Powell Was Always in Contention

He not only "coulda been a contendah," he was. No. 4 in the Ring magazine rankings and, at one time, next in line for a shot at the heavyweight title.

Ted Williams, no less, once upbraided him and told him that he could have been a great major league hitter if he only had the patience and learned to lay off ball fours.

He was a two-way football player for the San Francisco 49ers, an all-pro end and he once sacked the great Bobby Layne for minus 67 yards in a title game.

He ran the 100-yard dash in 9.9 seconds, he put the shot in high school 57 feet 9 1/4 inches for a record that stood for 48 years before being broken by an inch. He anchored the relay team and played basketball at an all-conference level but there was no money in that game in the '40s, so he dropped it.

And Charlie Powell looked the part. Wide shoulders, no waist to speak of, powerful tapering body, he looked sculpted, not born. If Michelangelo made a prizefighter, this would be it.

When the conversation veers around to all-around athletes, it gets to Charlie Powell in a hurry. There's Jim Thorpe, Jackie Robinson, and, well, how about Charlie Powell?
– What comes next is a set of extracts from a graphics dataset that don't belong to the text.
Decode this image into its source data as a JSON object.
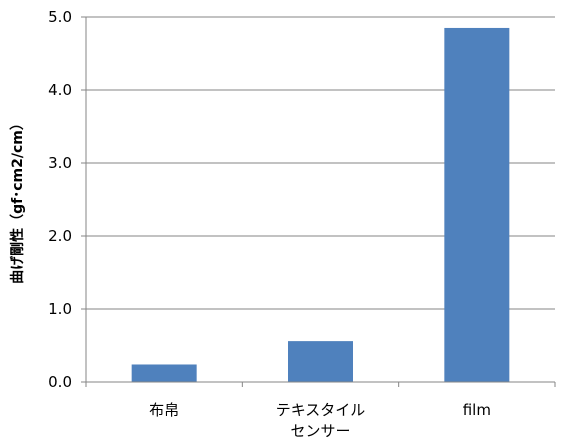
{
  "chart_data": {
    "type": "bar",
    "title": "",
    "xlabel": "",
    "ylabel": "曲げ剛性（gf･cm2/cm）",
    "categories": [
      [
        "布帛"
      ],
      [
        "テキスタイル",
        "センサー"
      ],
      [
        "film"
      ]
    ],
    "values": [
      0.24,
      0.56,
      4.85
    ],
    "ylim": [
      0,
      5.0
    ],
    "yticks": [
      "0.0",
      "1.0",
      "2.0",
      "3.0",
      "4.0",
      "5.0"
    ],
    "grid": true,
    "legend": "none",
    "bar_color": "#4f81bd"
  }
}
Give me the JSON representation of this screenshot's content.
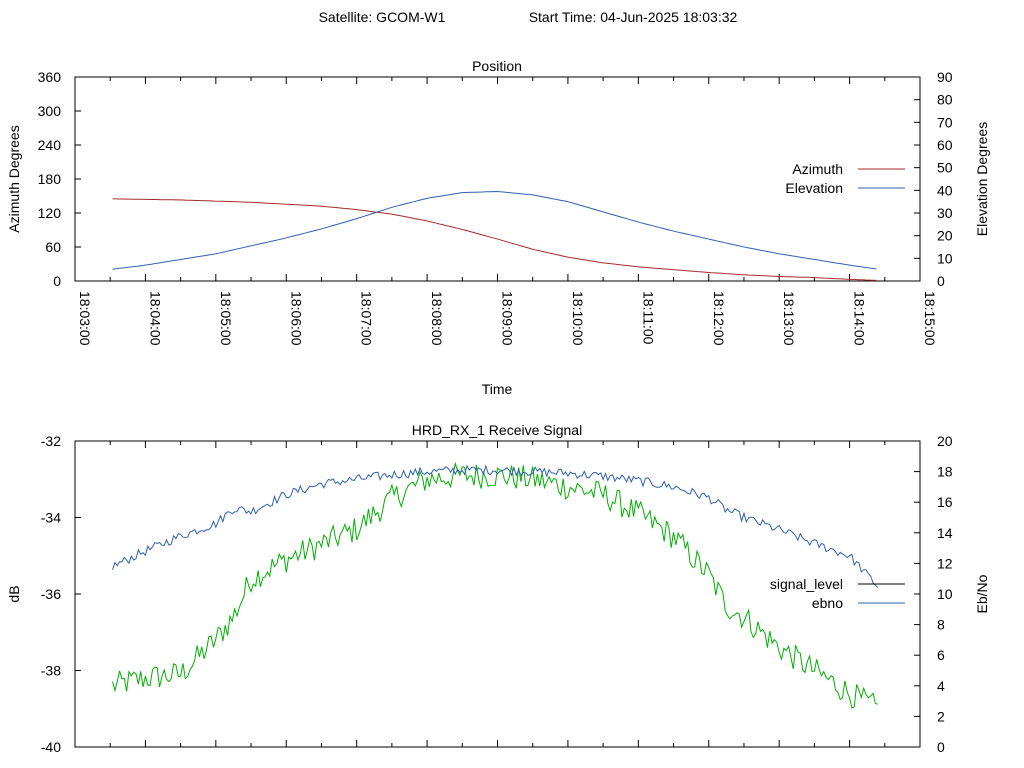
{
  "header": {
    "satellite_label": "Satellite: GCOM-W1",
    "start_label": "Start Time: 04-Jun-2025 18:03:32"
  },
  "colors": {
    "red": "#a52a2a",
    "blue": "#3060b0",
    "green": "#00b000",
    "black": "#000000"
  },
  "chart_data": [
    {
      "type": "line",
      "title": "Position",
      "xlabel": "Time",
      "ylabel": "Azimuth Degrees",
      "y2label": "Elevation Degrees",
      "xlim": [
        "18:03:00",
        "18:15:00"
      ],
      "xticks": [
        "18:03:00",
        "18:04:00",
        "18:05:00",
        "18:06:00",
        "18:07:00",
        "18:08:00",
        "18:09:00",
        "18:10:00",
        "18:11:00",
        "18:12:00",
        "18:13:00",
        "18:14:00",
        "18:15:00"
      ],
      "ylim": [
        0,
        360
      ],
      "yticks": [
        0,
        60,
        120,
        180,
        240,
        300,
        360
      ],
      "y2lim": [
        0,
        90
      ],
      "y2ticks": [
        0,
        10,
        20,
        30,
        40,
        50,
        60,
        70,
        80,
        90
      ],
      "legend_position": "right",
      "series": [
        {
          "name": "Azimuth",
          "axis": "y",
          "color": "#a52a2a",
          "x": [
            "18:03:32",
            "18:04:30",
            "18:05:30",
            "18:06:30",
            "18:07:00",
            "18:07:30",
            "18:08:00",
            "18:08:30",
            "18:09:00",
            "18:09:30",
            "18:10:00",
            "18:10:30",
            "18:11:00",
            "18:11:30",
            "18:12:00",
            "18:12:30",
            "18:13:00",
            "18:13:30",
            "18:14:00",
            "18:14:24"
          ],
          "values": [
            145,
            143,
            139,
            132,
            126,
            118,
            106,
            91,
            74,
            56,
            42,
            32,
            25,
            20,
            15,
            11,
            8,
            6,
            3,
            1
          ]
        },
        {
          "name": "Elevation",
          "axis": "y2",
          "color": "#3060b0",
          "x": [
            "18:03:32",
            "18:04:00",
            "18:04:30",
            "18:05:00",
            "18:05:30",
            "18:06:00",
            "18:06:30",
            "18:07:00",
            "18:07:30",
            "18:08:00",
            "18:08:30",
            "18:09:00",
            "18:09:30",
            "18:10:00",
            "18:10:30",
            "18:11:00",
            "18:11:30",
            "18:12:00",
            "18:12:30",
            "18:13:00",
            "18:13:30",
            "18:14:00",
            "18:14:24"
          ],
          "values": [
            5.2,
            7.0,
            9.5,
            12.0,
            15.5,
            19.0,
            23.0,
            27.5,
            32.5,
            36.5,
            39.0,
            39.5,
            38.0,
            35.0,
            30.5,
            26.0,
            22.0,
            18.5,
            15.0,
            12.0,
            9.5,
            7.0,
            5.2
          ]
        }
      ]
    },
    {
      "type": "line",
      "title": "HRD_RX_1 Receive Signal",
      "ylabel": "dB",
      "y2label": "Eb/No",
      "xlim": [
        "18:03:00",
        "18:15:00"
      ],
      "ylim": [
        -40,
        -32
      ],
      "yticks": [
        -40,
        -38,
        -36,
        -34,
        -32
      ],
      "y2lim": [
        0,
        20
      ],
      "y2ticks": [
        0,
        2,
        4,
        6,
        8,
        10,
        12,
        14,
        16,
        18,
        20
      ],
      "legend_position": "right",
      "series": [
        {
          "name": "signal_level",
          "axis": "y",
          "legend_color": "#000000",
          "color": "#00b000",
          "x": [
            "18:03:32",
            "18:04:00",
            "18:04:30",
            "18:05:00",
            "18:05:15",
            "18:05:30",
            "18:06:00",
            "18:06:30",
            "18:07:00",
            "18:07:30",
            "18:08:00",
            "18:08:30",
            "18:09:00",
            "18:09:30",
            "18:10:00",
            "18:10:30",
            "18:11:00",
            "18:11:30",
            "18:12:00",
            "18:12:15",
            "18:12:30",
            "18:13:00",
            "18:13:30",
            "18:14:00",
            "18:14:24"
          ],
          "values": [
            -38.4,
            -38.2,
            -38.1,
            -37.2,
            -36.6,
            -35.6,
            -35.1,
            -34.7,
            -34.3,
            -33.5,
            -33.0,
            -32.9,
            -32.9,
            -33.0,
            -33.2,
            -33.4,
            -33.9,
            -34.5,
            -35.5,
            -36.3,
            -36.6,
            -37.4,
            -38.0,
            -38.6,
            -39.0
          ]
        },
        {
          "name": "ebno",
          "axis": "y2",
          "color": "#3060b0",
          "x": [
            "18:03:32",
            "18:04:00",
            "18:04:30",
            "18:05:00",
            "18:05:15",
            "18:05:30",
            "18:06:00",
            "18:06:30",
            "18:07:00",
            "18:07:30",
            "18:08:00",
            "18:08:30",
            "18:09:00",
            "18:09:30",
            "18:10:00",
            "18:10:30",
            "18:11:00",
            "18:11:30",
            "18:12:00",
            "18:12:15",
            "18:12:30",
            "18:13:00",
            "18:13:30",
            "18:14:00",
            "18:14:24"
          ],
          "values": [
            11.8,
            12.8,
            13.8,
            14.6,
            15.6,
            15.4,
            16.5,
            17.2,
            17.5,
            17.8,
            18.0,
            18.1,
            18.1,
            18.0,
            17.9,
            17.7,
            17.4,
            17.0,
            16.3,
            15.5,
            15.0,
            14.2,
            13.3,
            12.5,
            10.5
          ]
        }
      ]
    }
  ]
}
He was the youngest player in NFL history, age 19. He went directly from high school to the 49ers.

"When I joined the 49ers," he was recalling the other day, "I was scared. They had Leo Nomellini, Bob St. Clair, who used to eat raw meat, and Joe "the Jet" Perry and Hugh McElhenny and all those greats. When they came into camp, I thought they'd eat me, but when I went up against Leo the Lion, a few times I thought 'Hey! I can handle this!' "

And, so he could. There is the famous story of the Dodgers' vice president, Fresco Thompson, interviewing a prospect one day and the young athlete didn't know whether he should opt for baseball or pro football. Fresco didn't hesitate. "What do you want, kid--a career or a limp?" he sneered.

Well, in Charlie's case, the options were stretched. To include prizefighting. Fresco might have been moved to ask "What do you want, kid--a career or a coffin?"

The trouble was, in those days, television had not yet put in the coaxial cable and its idea of entertainment was "The Ed Sullivan Show." Super Bowls hadn't been invented. Charlie Powell got $12,000 for starring with the 49ers. A year, not every play.

He never went to college, even though he had 45 scholarship offers from institutions as diverse as Notre Dame and San Diego State. He signed instead with the old St. Louis Browns baseball team (now the Baltimore Orioles) for the (then) princely sum of $5,500.

He hit the most massive home runs ever seen in the minor leagues--at least since Luke Easter--and he hit one in Stockton one day that residents think ended up in Sacramento.

But while he hit them far enough, he didn't hit them often enough. The pitchers took advantage of his impatience. "I see Ted Williams now and again," he grins. "He still gets after me. "

Williams never hit a non-strike in his life. Charlie never hit any other kind.

If you can imagine a guy getting ready for a career in pro football by spending his nights in the ring--or, if you can picture a guy getting ready for nights in the ring playing the Chicago Bears in the afternoon, you have a fix on Charlie's life.

He took on the Cuban giant, Nino Valdes, at a time when nobody in the game wanted any part of him, including the then champion, Floyd Patterson. Charlie knocked him out of the ring.

But he had less luck when he fought Muhammad Ali (he was Cassius Clay at the time) in '63 and Floyd Patterson in '64. They both knocked him out. Patterson was ex-champ by then, Ali was to become champion the following year.

Charlie needed two careers. He shakes his head when he contemplates the salaries commanded by today's athletes. "What bothers me is, they can't take care of themselves," he frowns. "They throw it all away.

"My father told me nobody makes you do anything. You cause your own trouble. I didn't get in no trouble. Hell, I was too busy!"

Charlie, married for 43 years, is working for the NFL alumni group these days.

They didn't make the game he couldn't play. "Shoot, I played against Jim Brown, Marion Motley. Now, there was a fellow you tackled with caution! In the ring, I fought the best. "

Charlie has no ringing in the head, no cauliflower in the ears. He doesn't even have the limp. He does have one regret. Missed a tackle? Dropped a pass? No. "I was two fights away from a fight with Rocky Marciano for the title. And I lost to Charley Norkus."

It's not that he coulda been a contendah. He coulda been champeen.

As for all-around, just remember Jim Thorpe and Jackie Robinson never had to tee it up with heavyweight champions of the world. And Michael Jordan couldn't hit the curveball, either.